30.7.11

Ignorance and Faith

Ignorance and faith are a powerful combination.  It is what is keeping most of this country from worrying and rioting over the debt ceiling debate, which must be solved by Tuesday or their will be dire consequences.  Hell, there's actually been consequences already and more are sure to come regardless of whether or not an agreement is reached, but people haven't seemed to notice.

I bet our leaders are real glad this isn't Greece or the masses would be at their doors demanding their heads ... and they should be.

As of this writing, the stock market has seen a six day sell off.  Earlier in the week Wall Street's movers and shakers were saying "don't worry," and I was saying that when that was said was the time to worry, and investors did.  Six days of pulling money out of the stock market because they fear Washington won't reach an agreement.  Others are confident a deal will be reached.  Why they are this confident is unknown. What they base this on other than ignorance and fear is also unknown.  But let's pretend for a moment a deal is reached (and one may be, but I see no solid evidence of that happening and neither do investors), in some ways it really doesn't matter.

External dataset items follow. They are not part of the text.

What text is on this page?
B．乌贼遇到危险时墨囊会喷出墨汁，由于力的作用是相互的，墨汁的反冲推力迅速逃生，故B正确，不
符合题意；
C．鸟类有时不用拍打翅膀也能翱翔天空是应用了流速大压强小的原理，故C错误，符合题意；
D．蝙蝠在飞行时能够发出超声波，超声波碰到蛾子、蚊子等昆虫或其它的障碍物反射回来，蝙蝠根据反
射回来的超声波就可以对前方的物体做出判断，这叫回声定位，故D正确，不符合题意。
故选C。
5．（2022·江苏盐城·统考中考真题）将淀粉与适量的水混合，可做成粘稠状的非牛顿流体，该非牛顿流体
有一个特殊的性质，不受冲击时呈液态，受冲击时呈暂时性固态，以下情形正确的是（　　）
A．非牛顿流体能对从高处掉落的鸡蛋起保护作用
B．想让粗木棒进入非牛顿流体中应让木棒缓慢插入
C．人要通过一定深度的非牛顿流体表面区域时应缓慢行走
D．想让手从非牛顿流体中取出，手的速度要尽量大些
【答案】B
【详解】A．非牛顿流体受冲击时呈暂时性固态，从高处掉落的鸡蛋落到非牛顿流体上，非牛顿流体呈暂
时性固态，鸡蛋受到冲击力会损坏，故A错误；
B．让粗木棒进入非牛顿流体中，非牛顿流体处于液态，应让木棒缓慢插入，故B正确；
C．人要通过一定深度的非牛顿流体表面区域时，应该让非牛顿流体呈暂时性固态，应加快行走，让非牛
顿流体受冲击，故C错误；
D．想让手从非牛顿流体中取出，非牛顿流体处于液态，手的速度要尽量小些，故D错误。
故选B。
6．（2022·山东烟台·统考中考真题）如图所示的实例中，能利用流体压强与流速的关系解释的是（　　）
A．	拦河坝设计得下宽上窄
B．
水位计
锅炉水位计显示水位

If a deal is reached by Tuesday, America gets to keep paying its bills.  Forty percent of its bills are paid for by credit, so that 40% will be solid.  In other words, your grandmother keeps getting her Social Security checks, the VA doesn't shut down, soldiers will get paid, doctors who accept Medicaid will be reimbursed.  If a deal isn't reached, all of those things are up in the air and more.  But if a deal is reached, the stock market has already declined, a slowly growing economy is growing even more slowly, and it looks like America's credit rating will still take a hit because the people elected (mainly Tea Party Parrots whose negotiating skills are learned directly from children, and Republicans who let their closet racism get in the way) decided to play bullshit games with something the rest of the world finds very important, particularly one of our biggest lenders, China.  If the credit rating is lowered, interests rates go up.  That only really effects people who have things like credit cards, or are buying a house, or sending a kid to college, or are borrowing money.

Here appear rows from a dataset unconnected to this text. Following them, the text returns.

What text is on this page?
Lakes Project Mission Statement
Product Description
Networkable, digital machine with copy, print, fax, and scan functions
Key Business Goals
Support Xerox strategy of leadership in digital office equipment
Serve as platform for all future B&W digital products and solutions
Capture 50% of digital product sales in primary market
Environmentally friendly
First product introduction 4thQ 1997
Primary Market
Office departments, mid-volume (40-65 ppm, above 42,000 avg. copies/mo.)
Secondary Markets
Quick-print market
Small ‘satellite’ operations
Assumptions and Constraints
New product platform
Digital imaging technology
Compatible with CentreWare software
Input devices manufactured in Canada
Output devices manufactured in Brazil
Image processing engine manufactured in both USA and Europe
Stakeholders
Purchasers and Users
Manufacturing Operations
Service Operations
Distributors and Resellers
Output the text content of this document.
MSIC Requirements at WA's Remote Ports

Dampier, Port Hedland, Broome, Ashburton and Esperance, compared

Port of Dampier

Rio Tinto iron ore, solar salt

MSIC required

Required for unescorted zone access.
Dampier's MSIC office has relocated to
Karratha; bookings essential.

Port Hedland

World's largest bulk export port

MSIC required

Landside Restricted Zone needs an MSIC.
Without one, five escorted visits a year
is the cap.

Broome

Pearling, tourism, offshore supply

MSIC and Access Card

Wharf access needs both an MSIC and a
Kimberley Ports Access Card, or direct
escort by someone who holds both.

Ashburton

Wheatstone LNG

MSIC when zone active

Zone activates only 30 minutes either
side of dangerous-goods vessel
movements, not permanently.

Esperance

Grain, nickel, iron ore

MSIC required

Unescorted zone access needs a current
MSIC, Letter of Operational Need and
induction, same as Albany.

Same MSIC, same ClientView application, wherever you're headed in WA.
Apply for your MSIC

Ignorance and faith are keeping people from storming the gates, but they aren't keeping people from pulling their investments and buying gold and silver.  Maybe when their credit cards skyrocket and their retirement disappears they'll care, but by then it will be too late, and those people who said everything will work out (they were so sure) will say, "What the fuck happened?"  The writing is on the wall, and if the debt ceiling is raised for a short six-month term, we're going to face this all over again in an election period.  If things are this difficult now, imagine how bad they will be then.

California, in a rare step of forward thinking, has borrowed five billion plus dollars to offset the financial crisis that will arise if the government defaults.  California rarely does anything on time or with long term planning.  This time, however, it has, and it could save our schools from closure and those on Medi-Cal from being denied services.  I have not seen reports of other states doing this.  Maybe they are part of the group that believes all will be well come August 3, the day after an agreement must be reached.

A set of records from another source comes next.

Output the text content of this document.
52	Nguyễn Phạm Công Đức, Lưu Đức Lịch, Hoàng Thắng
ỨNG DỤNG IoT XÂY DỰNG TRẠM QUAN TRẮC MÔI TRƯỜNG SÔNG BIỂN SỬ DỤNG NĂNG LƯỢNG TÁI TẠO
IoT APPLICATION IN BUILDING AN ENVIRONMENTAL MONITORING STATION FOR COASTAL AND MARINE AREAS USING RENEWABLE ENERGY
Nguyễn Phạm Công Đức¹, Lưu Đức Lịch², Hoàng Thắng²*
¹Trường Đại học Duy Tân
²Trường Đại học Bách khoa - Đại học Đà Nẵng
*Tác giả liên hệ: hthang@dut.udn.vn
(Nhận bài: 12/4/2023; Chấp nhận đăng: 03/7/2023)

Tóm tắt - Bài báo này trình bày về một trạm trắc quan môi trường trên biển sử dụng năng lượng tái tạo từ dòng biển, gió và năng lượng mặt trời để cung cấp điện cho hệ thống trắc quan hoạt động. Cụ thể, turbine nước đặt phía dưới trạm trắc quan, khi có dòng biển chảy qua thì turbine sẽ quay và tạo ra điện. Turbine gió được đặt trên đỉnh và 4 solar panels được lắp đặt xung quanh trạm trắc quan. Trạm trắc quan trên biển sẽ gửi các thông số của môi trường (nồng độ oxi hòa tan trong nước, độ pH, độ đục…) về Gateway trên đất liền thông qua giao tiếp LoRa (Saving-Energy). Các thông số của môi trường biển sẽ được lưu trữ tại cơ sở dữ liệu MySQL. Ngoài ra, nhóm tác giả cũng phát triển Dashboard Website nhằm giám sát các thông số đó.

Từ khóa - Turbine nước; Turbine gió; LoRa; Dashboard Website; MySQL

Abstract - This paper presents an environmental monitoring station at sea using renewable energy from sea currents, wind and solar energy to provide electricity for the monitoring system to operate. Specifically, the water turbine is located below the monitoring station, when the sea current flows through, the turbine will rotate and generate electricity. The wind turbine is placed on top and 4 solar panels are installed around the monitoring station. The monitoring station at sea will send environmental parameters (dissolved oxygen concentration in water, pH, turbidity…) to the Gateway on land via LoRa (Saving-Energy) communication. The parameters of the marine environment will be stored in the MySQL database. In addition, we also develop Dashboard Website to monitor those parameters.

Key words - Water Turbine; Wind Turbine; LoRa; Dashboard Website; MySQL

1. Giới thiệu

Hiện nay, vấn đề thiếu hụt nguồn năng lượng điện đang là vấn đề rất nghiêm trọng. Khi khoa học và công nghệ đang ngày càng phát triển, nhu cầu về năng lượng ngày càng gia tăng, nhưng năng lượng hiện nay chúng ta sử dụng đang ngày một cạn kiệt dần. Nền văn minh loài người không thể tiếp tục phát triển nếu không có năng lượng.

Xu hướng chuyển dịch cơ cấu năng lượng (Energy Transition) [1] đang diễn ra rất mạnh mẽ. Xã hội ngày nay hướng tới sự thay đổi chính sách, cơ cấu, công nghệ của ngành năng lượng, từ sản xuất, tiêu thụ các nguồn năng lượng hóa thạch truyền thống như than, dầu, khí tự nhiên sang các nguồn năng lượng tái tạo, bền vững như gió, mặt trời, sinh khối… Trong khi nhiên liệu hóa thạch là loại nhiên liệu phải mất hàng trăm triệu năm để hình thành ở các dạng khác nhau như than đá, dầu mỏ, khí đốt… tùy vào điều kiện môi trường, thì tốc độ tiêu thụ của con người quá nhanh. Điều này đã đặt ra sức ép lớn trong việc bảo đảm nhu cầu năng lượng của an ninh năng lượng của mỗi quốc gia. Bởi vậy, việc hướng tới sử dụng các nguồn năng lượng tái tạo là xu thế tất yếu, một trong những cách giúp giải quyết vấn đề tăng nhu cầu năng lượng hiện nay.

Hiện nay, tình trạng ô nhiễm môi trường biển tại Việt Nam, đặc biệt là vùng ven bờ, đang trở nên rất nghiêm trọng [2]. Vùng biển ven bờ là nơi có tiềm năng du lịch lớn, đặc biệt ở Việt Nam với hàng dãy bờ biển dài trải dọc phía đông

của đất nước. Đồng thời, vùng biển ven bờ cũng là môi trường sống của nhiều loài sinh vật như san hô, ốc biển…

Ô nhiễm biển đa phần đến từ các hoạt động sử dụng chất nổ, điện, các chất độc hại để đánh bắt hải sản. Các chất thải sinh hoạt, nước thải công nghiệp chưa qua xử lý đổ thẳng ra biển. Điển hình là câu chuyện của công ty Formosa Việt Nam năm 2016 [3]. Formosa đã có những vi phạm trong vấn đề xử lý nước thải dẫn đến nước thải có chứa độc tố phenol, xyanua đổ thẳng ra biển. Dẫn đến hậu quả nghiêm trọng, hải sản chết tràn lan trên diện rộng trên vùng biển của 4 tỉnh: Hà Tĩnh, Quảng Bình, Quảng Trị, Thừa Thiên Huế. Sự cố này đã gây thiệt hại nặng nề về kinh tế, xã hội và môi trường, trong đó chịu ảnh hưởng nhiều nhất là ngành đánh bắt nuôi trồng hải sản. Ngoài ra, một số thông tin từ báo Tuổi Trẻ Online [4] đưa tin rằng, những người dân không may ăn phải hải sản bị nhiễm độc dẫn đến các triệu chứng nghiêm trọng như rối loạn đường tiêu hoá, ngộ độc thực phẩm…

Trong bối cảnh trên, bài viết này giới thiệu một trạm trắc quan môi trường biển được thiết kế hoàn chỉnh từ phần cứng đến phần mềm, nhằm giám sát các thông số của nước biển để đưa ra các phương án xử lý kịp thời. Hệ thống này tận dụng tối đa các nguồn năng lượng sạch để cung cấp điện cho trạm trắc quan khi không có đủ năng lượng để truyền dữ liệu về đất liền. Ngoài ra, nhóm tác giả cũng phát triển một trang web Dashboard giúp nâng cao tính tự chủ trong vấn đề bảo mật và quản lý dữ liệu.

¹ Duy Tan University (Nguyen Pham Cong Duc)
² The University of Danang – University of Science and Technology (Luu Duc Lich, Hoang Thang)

I don't have a crystal ball to see into the future.  I know the debt ceiling debate has never reached this point before.  I don't expect the leaders to make everything all right because I don't have faith in them.  I'm also not ignoring this very important subject.  I've been watching it like a hawk because it will effect my life.  I'll leave ignorance and faith to the ignorant and delusional.  When the banks limit your withdrawals and your credit card bills suddenly take 200 years to pay off, you can get mad.  In the meantime, though, continue watching reality TV.  That "reality" seems much better than what is playing out in Washington.